I’m learning to dig myself out of my chaos but it is a very slow process. I’m learning the how of learning. I’m super motivated after watching a Jim Kwik talk on Change Your Brain, Change Your World on Gaia. Wanting to learn more, I’m reading his book Limitless. I am surprised to see that it has many poor reviews from readers on Goodread. I find the book, like his talk, quite inspiring. He also have many videos on Youtube. Here’s his 6 keys to rapid learning.

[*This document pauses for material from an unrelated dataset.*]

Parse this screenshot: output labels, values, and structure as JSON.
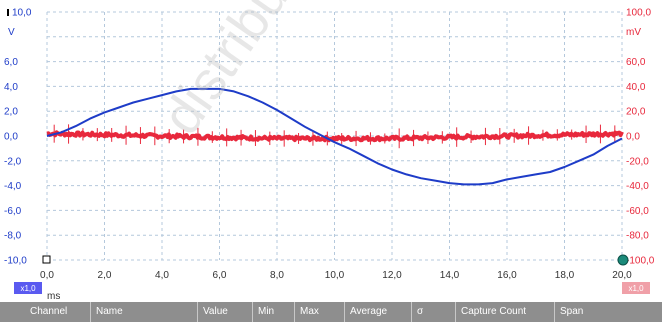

The video on how the digital age is affecting our brain is most valuable for me. We are now so attached to our gadgets that we are always on 24/7. It is hard to have a moment of rest. Because I have such an addictive nature, it is difficult to resist that scroll button on the phone. That is until recently when I my brain began to hurt by so much information. My Facebook feed was flooded with posts from the Dull Women’s Club. Most of these women were pretty interesting and not at all dull. I couldn’t stop reading. Though so interesting, it became too much. My head was experiencing physical pain and I had to exit the club and edit for less posts.
It gave me pause to wonder why I was spending so much time on strangers’ lives and not my own. Am I that dull? Am I not worth some thought and self care? This is where I am at the moment – taking some time to reflect and tend to myself. The other day, sifting through my paper clutter, I found a stale-dated cheque. It wasn’t the first time. Lucky for me, it was of no consequences. It did point out to me that I need to wake up and tend to this one life that I have.
I am learning to be more mindful, to be in the moment – again. I am learning to relax and enjoy empty, idle moments again. The results are almost immediate. My brain has stopped hurting. It is going to be ok. I have memorized 2 important phone numbers. I will add more and different numbers as I progress. Onward to learning to learn.